Often I wake up in the night, thinking the house is falling down, only to come to my senses and understand it’s a train. There is no feeling of panic. I have no sense of impending disaster. I reason with myself: the house is falling—again. No, it’s the train, the first engines dragging and the last ones pushing. In between, there’s only the steady heartbeat of wheels scouring the track.
It comes into my dreams in the same sinuous way it takes a corner. The other night it carried me to the river, the Colorado, and left me on a high wooden platform that wasn’t stage or dam, but a scaffold of sorts over which people were dragging their boats. Looking down at the river below, we gasped. The river, the lifeblood of the Southwest, was only creek-wide. You could walk across it.

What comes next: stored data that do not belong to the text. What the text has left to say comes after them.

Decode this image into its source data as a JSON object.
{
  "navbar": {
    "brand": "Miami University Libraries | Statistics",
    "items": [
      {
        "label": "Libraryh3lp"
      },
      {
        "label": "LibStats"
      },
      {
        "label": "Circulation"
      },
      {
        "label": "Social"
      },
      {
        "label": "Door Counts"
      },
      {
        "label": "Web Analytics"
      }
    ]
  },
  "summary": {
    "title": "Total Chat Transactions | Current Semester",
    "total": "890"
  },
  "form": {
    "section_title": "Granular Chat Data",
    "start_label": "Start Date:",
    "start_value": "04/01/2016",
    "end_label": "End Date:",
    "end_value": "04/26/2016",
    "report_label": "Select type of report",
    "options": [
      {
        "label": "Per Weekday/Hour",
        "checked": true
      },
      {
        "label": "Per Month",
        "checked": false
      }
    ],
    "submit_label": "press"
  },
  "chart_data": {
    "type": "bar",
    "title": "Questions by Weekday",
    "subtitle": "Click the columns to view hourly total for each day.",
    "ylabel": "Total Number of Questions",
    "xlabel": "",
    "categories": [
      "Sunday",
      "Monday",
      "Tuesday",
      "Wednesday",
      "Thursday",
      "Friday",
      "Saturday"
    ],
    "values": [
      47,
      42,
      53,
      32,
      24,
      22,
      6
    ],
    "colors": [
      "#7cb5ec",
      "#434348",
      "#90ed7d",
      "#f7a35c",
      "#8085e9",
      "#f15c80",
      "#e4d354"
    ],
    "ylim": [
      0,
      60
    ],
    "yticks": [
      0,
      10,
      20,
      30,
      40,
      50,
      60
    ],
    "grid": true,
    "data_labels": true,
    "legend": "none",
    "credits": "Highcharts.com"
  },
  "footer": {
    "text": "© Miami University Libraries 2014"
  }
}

You could throw a barstool across it. “Still,” said one man lugging a kayak, “it’s the right color and all.” I wanted to tell him the deep clear green wasn’t the right color, actually, just the color we’d all gotten used to.

It was no dream the two summers I worked on a fire crew up in the Crown King district of the Prescott National Forest. They’d helicopter us in, we’d scrape line all night, then they’d tell us to walk out. We were seven short people, wore the same length jeans, and we’d hike out of there singing “Hi ho, hi ho.” Jean was the only other woman on the crew and she taught me how to get in a good nap when the fire died down and the air cooled off toward morning. Dig a trench, fill it with hot coals, throw dirt on top of that and lie down. Though I was just as likely to stay up with the boys, listening to their stories about life in the mountains. If we weren’t out in the burning woods, we’d gather in the Crown King saloon on a Saturday night and listen to the not-so-bad band singing Eagles songs and Crosby, Stills & Nash while the old-timers two-stepped. I was, for a brief time, a band member myself. Banged the tambourine.
​
Which speaks nothing of the terror of working a fire—from ahead of it if you’ve got the maneuverability and the wind cooperates, otherwise anywhere you can lay down a line. Meals Ready to Eat and frozen canteens of water. For me the scariest thing was knowing I had a fire shelter in my pack, it looked like something you’d wrap a baked potato in before throwing it directly on the coals. That shelter frightened me more than anything else about that summer (except the 1979 Castle Fire that started in Crown King’s backyard). Knowing that I had on my person a tube of tinfoil whose purpose was to keep me alive as a fire ran over me—knowing I was supposed to keep from scorching my lungs by breathing with my face in the dirt while the fire raged around me—something in this allowed me no comfort, no peace of mind. It was, had I known then what I know now, the opposite of what the train offers, holding and rocking me inside its great fleshy heart.